Bolton Council bought the Egyptian relic using grants from the National Heritage Memorial Fund and National Arts Collection Fund.

But town hall bosses discovered that the 20 inch alabaster statue was a fake last month and it has been impounded by officers from Scotland Yard.

Now the man who sold the piece of art could be forced to pay the cash he made from the sale back.

Stephen Johnson, National Heritage Memorial Fund Director, said: "We were extremely shocked to hear about this case. The National Heritage Memorial Fund has not been in this position before in its long 26-year history.

"When we give a grant, we give it for Approved Purposes, and if those purposes are not or cannot continue to be carried out, we may reclaim our grant.

"Whether we will be able to this will depend on the specific circumstances of the case. This is currently a police investigation and we are not in a position to comment further at this time."

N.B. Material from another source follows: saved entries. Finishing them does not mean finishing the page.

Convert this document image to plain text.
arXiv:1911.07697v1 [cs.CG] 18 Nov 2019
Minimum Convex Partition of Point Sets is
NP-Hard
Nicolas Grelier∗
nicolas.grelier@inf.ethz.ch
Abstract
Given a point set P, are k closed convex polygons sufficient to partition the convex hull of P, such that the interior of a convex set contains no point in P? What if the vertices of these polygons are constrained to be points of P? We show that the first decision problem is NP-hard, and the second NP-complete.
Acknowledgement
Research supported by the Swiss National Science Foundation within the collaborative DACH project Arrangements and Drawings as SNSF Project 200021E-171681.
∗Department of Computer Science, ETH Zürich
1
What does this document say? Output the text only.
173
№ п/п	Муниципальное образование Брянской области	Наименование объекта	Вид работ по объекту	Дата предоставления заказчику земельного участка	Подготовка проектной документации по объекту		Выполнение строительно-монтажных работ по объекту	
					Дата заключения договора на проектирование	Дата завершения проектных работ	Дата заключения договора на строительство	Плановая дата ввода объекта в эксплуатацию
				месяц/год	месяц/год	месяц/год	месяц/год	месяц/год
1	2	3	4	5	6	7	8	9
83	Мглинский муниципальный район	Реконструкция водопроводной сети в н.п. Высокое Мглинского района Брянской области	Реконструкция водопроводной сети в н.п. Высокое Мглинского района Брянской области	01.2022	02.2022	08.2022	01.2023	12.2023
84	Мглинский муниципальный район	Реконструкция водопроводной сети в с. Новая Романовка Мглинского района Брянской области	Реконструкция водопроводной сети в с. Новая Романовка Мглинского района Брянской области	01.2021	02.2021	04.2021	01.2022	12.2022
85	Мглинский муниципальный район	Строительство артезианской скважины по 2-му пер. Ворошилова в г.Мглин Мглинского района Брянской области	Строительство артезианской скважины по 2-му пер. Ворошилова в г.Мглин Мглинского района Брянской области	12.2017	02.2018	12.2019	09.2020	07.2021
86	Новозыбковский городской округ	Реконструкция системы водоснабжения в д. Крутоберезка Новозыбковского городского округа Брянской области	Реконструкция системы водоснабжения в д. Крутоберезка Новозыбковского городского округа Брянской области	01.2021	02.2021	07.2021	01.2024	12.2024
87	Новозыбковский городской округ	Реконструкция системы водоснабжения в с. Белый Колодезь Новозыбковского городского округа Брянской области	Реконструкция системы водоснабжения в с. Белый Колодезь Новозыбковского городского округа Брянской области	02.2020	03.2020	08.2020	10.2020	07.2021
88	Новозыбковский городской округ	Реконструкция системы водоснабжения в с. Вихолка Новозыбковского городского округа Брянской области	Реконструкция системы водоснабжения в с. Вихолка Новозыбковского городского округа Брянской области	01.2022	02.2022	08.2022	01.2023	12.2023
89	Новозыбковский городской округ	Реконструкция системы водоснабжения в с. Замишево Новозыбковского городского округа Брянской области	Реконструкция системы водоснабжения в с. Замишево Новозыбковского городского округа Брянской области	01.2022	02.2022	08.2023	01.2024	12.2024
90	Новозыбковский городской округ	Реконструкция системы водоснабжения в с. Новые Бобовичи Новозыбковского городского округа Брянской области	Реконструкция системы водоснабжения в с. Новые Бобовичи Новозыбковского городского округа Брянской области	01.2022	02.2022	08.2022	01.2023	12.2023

A spokesman for the National Arts Collection Fund added: "We gave the grant to the museum to enable them to purchase the statue. We are now waiting for the outcome of the police investigation before we look at the matter further including what can be done about the money paid."

The purchase of the Amarna Princess in 2003 for £440,000 made headlines around the world.

It was thought that the sculpture dated back to 1350 BC and was a depiction of one of the daughters of the Pharaoh Akhenaten and his Queen Nefertiti, who was the mother of the legendary boy king Tutankhamun.

The previous owner of the statue, who was from Bolton, was never revealed but the local authority said at the time, that it was able to buy the Amarna Princess for well below its market value of £1 million because the owner wanted it to remain in the borough.

The National Heritage Memorial Fund paid the lion's share of the cost and awarded a grant of £360,767 to Bolton Council.

A £75,000 grant was also given by the Art Fund.

Bolton Council is carrying out an investigation into the matter after the police inquiry has been completed.

A house was raided in Bromley Cross and a workshop with equipment for making statues was discovered.

An 83-year-old man and his 46-year-old son were arrested and released on bail until May.

The Amarna Princess has been seized and is being examined by the Metropolitan Police Art and Antiques unit.

A suspicious Syrian Sculpture in the British Museum in London was also seized.